Counting quadrant walks via Tutte's invariant method
Olivier Bernardi, Mireille Bousquet-Mélou, Kilian Raschel
TL;DR
The paper develops a two-pronged framework for quadrant lattice walks: a Tutte-inspired algebraic approach using rational invariants and decoupling functions to prove algebraicity for a class of models (notably including Gessel’s model), and a complex-analytic framework with weak invariants that yields integral-free, D-algebraic expressions for non-D-finite cases. It establishes that a finite group of the model guarantees a rational invariant and, when the orbit-sum vanishes, a decoupling function, enabling uniform algebraicity proofs across the algebraic models; for infinite groups, it introduces a weak invariant w(y) and shows DA properties for decoupled models, with explicit differential equations in y and t. The work also develops an invariant-analytic bridge, connecting algebraic/invariant methods to analytic tools, and extends the analysis to starting points other than (0,0). Overall, the paper provides a near-complete classification of small-step quadrant models by their invariant/decoupling structure and demonstrates powerful, uniform techniques to derive algebraicity, D-algebraicity, or non-D-finiteness. This advances both the combinatorial enumeration of quadrant walks and the broader theory of functional equations with multiple catalytic variables.
Abstract
In the 1970s, William Tutte developed a clever algebraic approach, based on certain "invariants", to solve a functional equation that arises in the enumeration of properly colored triangulations.
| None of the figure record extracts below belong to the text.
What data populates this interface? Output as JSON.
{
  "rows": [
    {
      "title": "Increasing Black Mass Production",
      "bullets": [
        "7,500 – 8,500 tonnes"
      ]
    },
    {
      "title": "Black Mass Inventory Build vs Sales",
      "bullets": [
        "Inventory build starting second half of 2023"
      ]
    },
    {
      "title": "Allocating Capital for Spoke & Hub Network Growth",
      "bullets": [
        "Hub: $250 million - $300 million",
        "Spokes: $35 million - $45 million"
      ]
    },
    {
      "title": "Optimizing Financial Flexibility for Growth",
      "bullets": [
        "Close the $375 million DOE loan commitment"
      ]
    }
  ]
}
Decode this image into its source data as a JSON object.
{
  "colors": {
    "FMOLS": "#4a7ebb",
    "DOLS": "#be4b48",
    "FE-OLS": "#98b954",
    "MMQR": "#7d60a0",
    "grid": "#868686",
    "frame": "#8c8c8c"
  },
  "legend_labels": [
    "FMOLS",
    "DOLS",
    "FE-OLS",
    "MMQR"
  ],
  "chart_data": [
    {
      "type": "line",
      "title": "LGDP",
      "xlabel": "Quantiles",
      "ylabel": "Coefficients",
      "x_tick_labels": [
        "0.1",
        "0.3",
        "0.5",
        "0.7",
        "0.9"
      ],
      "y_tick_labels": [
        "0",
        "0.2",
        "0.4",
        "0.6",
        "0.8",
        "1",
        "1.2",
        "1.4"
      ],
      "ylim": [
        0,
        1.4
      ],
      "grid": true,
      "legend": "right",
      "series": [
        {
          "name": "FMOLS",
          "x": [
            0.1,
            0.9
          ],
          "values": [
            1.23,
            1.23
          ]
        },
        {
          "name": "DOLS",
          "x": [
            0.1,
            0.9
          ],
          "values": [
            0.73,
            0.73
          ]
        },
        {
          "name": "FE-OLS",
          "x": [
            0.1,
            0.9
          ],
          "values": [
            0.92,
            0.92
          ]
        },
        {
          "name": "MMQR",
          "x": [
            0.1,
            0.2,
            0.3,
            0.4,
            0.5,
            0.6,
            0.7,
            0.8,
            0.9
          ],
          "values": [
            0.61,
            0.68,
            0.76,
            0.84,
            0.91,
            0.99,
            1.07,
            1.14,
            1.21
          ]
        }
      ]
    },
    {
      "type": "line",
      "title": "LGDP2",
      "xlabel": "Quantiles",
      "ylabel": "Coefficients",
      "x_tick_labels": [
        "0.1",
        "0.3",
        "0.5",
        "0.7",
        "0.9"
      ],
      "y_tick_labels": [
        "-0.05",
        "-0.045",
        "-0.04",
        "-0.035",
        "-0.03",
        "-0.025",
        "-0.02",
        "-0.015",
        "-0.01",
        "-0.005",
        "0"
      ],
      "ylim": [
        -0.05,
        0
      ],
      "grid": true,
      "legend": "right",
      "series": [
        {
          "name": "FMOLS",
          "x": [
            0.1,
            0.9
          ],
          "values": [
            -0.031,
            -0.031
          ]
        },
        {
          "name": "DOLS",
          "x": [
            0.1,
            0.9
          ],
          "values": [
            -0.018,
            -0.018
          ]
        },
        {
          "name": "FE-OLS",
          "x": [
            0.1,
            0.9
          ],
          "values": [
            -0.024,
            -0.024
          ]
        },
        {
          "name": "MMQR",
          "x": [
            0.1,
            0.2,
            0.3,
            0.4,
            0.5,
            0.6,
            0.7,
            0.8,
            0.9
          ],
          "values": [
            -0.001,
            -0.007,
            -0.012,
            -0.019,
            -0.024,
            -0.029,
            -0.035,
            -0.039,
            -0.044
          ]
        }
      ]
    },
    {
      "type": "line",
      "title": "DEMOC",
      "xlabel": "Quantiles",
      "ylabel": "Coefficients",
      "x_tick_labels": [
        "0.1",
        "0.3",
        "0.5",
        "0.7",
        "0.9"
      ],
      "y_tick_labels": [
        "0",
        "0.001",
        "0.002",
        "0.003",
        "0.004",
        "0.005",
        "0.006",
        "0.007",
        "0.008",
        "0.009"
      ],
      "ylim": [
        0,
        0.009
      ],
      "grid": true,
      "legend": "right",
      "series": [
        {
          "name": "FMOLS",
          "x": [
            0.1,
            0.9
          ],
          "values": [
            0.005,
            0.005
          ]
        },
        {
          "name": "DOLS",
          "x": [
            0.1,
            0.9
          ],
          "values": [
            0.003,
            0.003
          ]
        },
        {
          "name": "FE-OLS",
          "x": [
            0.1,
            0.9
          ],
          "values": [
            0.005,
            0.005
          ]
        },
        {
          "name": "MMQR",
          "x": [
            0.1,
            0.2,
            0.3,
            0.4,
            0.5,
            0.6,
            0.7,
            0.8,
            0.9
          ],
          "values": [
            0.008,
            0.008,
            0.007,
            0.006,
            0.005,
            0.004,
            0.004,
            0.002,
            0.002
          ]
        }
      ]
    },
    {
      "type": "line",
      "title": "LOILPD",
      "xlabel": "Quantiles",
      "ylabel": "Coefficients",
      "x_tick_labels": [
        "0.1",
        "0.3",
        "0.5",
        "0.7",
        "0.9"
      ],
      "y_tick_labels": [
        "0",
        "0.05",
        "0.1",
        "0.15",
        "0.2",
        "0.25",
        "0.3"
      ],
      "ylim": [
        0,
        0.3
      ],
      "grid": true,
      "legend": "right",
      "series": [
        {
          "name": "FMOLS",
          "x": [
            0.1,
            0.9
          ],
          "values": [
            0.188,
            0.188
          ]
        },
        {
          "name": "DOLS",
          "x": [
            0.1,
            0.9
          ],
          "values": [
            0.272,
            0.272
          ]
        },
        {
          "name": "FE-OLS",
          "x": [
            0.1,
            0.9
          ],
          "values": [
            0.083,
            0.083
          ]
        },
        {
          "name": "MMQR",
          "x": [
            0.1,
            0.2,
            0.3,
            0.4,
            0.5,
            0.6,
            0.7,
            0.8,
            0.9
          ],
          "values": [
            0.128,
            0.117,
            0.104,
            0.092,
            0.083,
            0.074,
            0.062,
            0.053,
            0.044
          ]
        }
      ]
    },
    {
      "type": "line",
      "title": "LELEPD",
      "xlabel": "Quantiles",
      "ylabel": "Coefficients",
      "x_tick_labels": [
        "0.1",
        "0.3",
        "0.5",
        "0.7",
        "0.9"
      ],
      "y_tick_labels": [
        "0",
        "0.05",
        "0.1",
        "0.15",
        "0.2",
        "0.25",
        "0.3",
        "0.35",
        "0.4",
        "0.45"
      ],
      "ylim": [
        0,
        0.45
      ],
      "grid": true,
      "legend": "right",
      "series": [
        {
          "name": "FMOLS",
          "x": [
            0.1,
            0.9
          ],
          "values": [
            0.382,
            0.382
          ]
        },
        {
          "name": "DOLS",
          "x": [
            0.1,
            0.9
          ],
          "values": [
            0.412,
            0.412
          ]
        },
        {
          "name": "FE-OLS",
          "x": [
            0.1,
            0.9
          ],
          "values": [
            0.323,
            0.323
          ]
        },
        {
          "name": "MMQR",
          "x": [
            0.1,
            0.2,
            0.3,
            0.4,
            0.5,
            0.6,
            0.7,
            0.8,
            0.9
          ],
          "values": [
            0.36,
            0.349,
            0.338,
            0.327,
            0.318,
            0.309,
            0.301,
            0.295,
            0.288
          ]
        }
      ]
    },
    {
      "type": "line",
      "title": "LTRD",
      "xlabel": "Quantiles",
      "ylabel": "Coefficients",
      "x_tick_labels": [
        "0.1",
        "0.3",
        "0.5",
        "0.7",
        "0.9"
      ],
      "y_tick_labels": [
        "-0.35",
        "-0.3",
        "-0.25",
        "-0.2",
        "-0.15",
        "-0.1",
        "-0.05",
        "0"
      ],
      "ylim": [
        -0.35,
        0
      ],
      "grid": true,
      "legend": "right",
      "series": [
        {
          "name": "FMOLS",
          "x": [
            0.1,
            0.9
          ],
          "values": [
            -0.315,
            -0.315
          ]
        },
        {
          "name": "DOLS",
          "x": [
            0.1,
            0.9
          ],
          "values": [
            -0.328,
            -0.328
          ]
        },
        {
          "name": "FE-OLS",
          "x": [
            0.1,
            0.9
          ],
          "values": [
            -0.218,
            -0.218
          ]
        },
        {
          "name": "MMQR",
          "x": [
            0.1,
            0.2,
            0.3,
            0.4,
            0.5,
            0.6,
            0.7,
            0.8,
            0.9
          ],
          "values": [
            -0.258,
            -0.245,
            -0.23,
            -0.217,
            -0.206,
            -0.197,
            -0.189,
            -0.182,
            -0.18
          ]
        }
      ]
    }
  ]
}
The enumeration of plane lattice walks confined to the first quadrant is governed by similar equations, and has led in the past 20 years to a rich collection of attractive results dealing with the nature (algebraic, D-finite or not) of the associated generating function, depending on the set of allowed steps, taken in $\{-1, 0,1\}^2$. We first adapt Tutte's approach to prove (or reprove) the algebraicity of all quadrant models known or conjectured to be algebraic. This includes Gessel's famous model, and the first proof ever found for one model with weighted steps. To be applicable, the method requires the existence of two rational functions called invariant and decoupling function respectively. When they exist, algebraicity follows almost automatically. Then, we move to a complex analytic viewpoint that has already proved very powerful, leading in particular to integral expressions for the generating function in the non-D-finite cases, as well as to proofs of non-D-finiteness. We develop in this context a weaker notion of invariant. Now all quadrant models have invariants, and for those that have in addition a decoupling function, we obtain integral-free expressions for the generating function, and a proof that this series is D-algebraic (that is, satisfies polynomial differential equations).